Mitsubishi gave the Outlander Sport a significant update for the latest model year that included revised styling, several interior upgrades and minor tweaks to the suspension and steering.
New front and rear fascias give the Outlander Sport a more focused look than before, while preserving the small Â‘ute's pint-sized and playful overall design theme. Underneath the sheetmetal, the Outlander Sport continues to use the same suspension setup as larger Outlander brother - a MacPherson strut layout in front with a trailing multi-link at the rear. The configuration delivers smooth ride quality but falls short in the realm of handling dynamics, although recent revisions to the multi-link system help in this regard. A reworked electric power steering setup is also said to transmit more road feel to the driver.

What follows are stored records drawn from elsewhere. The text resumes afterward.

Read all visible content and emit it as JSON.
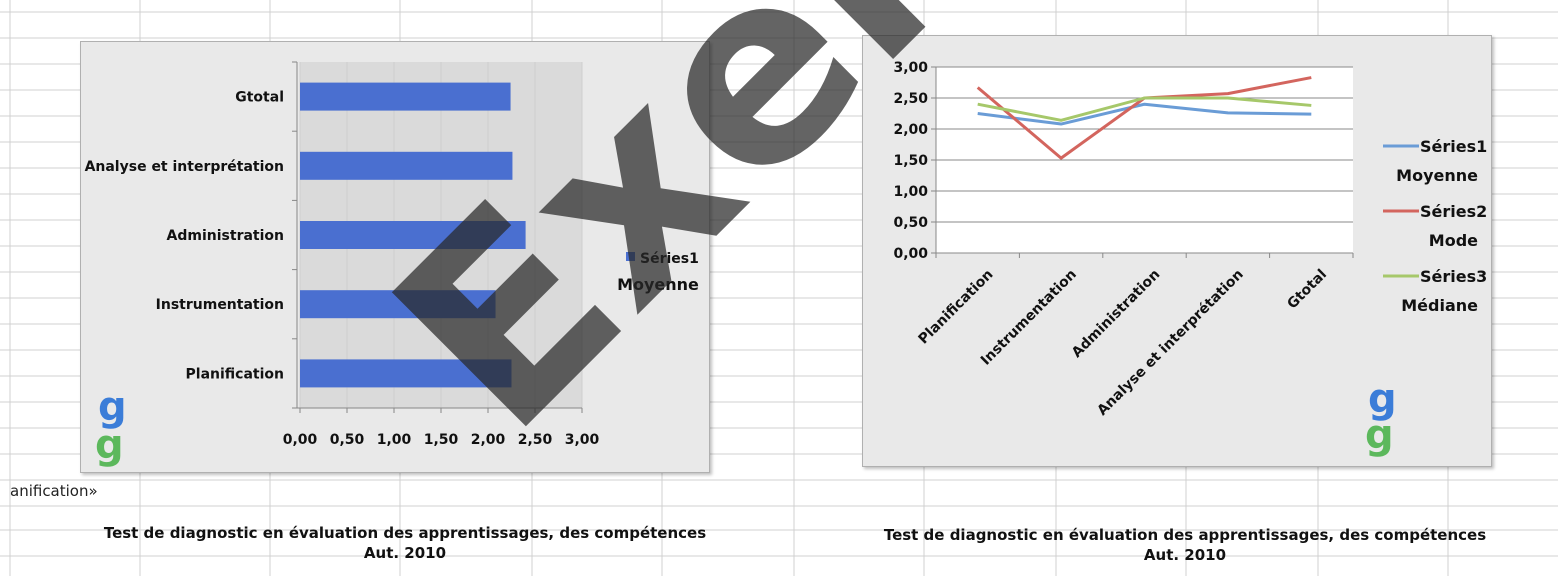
{
  "chart_data": [
    {
      "type": "bar",
      "orientation": "horizontal",
      "categories": [
        "Planification",
        "Instrumentation",
        "Administration",
        "Analyse et interprétation",
        "Gtotal"
      ],
      "series": [
        {
          "name": "Séries1",
          "values": [
            2.25,
            2.08,
            2.4,
            2.26,
            2.24
          ]
        }
      ],
      "legend_entries": [
        "Séries1",
        "Moyenne"
      ],
      "xlim": [
        0,
        3
      ],
      "x_ticks": [
        "0,00",
        "0,50",
        "1,00",
        "1,50",
        "2,00",
        "2,50",
        "3,00"
      ],
      "legend_position": "right",
      "colors": [
        "#4a6fd0"
      ]
    },
    {
      "type": "line",
      "categories": [
        "Planification",
        "Instrumentation",
        "Administration",
        "Analyse et interprétation",
        "Gtotal"
      ],
      "series": [
        {
          "name": "Séries1",
          "label": "Moyenne",
          "values": [
            2.25,
            2.08,
            2.4,
            2.26,
            2.24
          ],
          "color": "#6a9cd6"
        },
        {
          "name": "Séries2",
          "label": "Mode",
          "values": [
            2.67,
            1.53,
            2.5,
            2.57,
            2.83
          ],
          "color": "#d3655e"
        },
        {
          "name": "Séries3",
          "label": "Médiane",
          "values": [
            2.4,
            2.14,
            2.5,
            2.5,
            2.38
          ],
          "color": "#a6c86a"
        }
      ],
      "ylim": [
        0,
        3
      ],
      "y_ticks": [
        "0,00",
        "0,50",
        "1,00",
        "1,50",
        "2,00",
        "2,50",
        "3,00"
      ],
      "grid": true,
      "legend_position": "right"
    }
  ],
  "captions": {
    "fragment": "anification»",
    "left_line1": "Test de diagnostic  en évaluation des apprentissages, des compétences",
    "left_line2": "Aut. 2010",
    "right_line1": "Test de diagnostic  en évaluation des apprentissages, des compétences",
    "right_line2": "Aut. 2010"
  },
  "watermark": "Exem",
  "logo": "g"
}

The cabin features a rather non-descript design, and, while durable, the materials don't feel upscale. Road noise is kept to a minimum, however, thanks to increased sound insulation that arrived as part of the recent refresh. This in turn helps occupants appreciate the improved sound quality from the available premium sound system. Cargo space, at 49.5 cubic feet with the rear seats folded, is quite limited by the standards of the segment.
Power comes from a 2.0-liter four-cylinder that produces 148 horsepower and 143 lb-ft of torque. A five-speed manual transmission is standard, while upper trim levels get a continuously variable transmission (CVT). Acceleration isn't blistering, although fuel economy for the front-wheel-drive model is rated at 24/30 city/highway mpg with the stick and 24/31 with the CVT. An optional all-wheel-drive system (available only with the CVT) improves all-weather traction but lowers mileage to 24/29 mpg.
Trim Level Breakdown
The Outlander Sport is offered in ES and SE trim levels.
The ES comes standard with the five-speed manual gearbox in addition to air conditioning, power windows and locks, cruise control, a six-speaker, 140-watt AM/FM/CD sound system, Bluetooth smartphone connectivity with voice command capability, leather-wrapped steering wheel and shift knob, a color LCD multi-information display and 18-inch aluminum-alloy wheels.
The SE adds the CVT, heated from seats, "sport" fabric cloth upholstery, automatic climate control, HID headlights, push-button start and a proximity key.
Highlights from the options list include leather upholstery, a 710-watt Rockford Fosgate premium audio system, a navigation system and a rear camera.
All Outlander Sport models come standard with dual front, front side and full-length side curtain airbags in addition to a driver's knee airbag, traction and stability control systems and a tire-pressure monitoring system.
As the Outlander Sport is focused more on fun on-road dynamics than tackling difficult off-road trails, its main rivals include sporty small 'utes like the Mazda CX-7, Kia Sportage and Volkswagen Tiguan. More mainstream offerings like the Toyota RAV4 and Honda CR-V are also worth a look, however.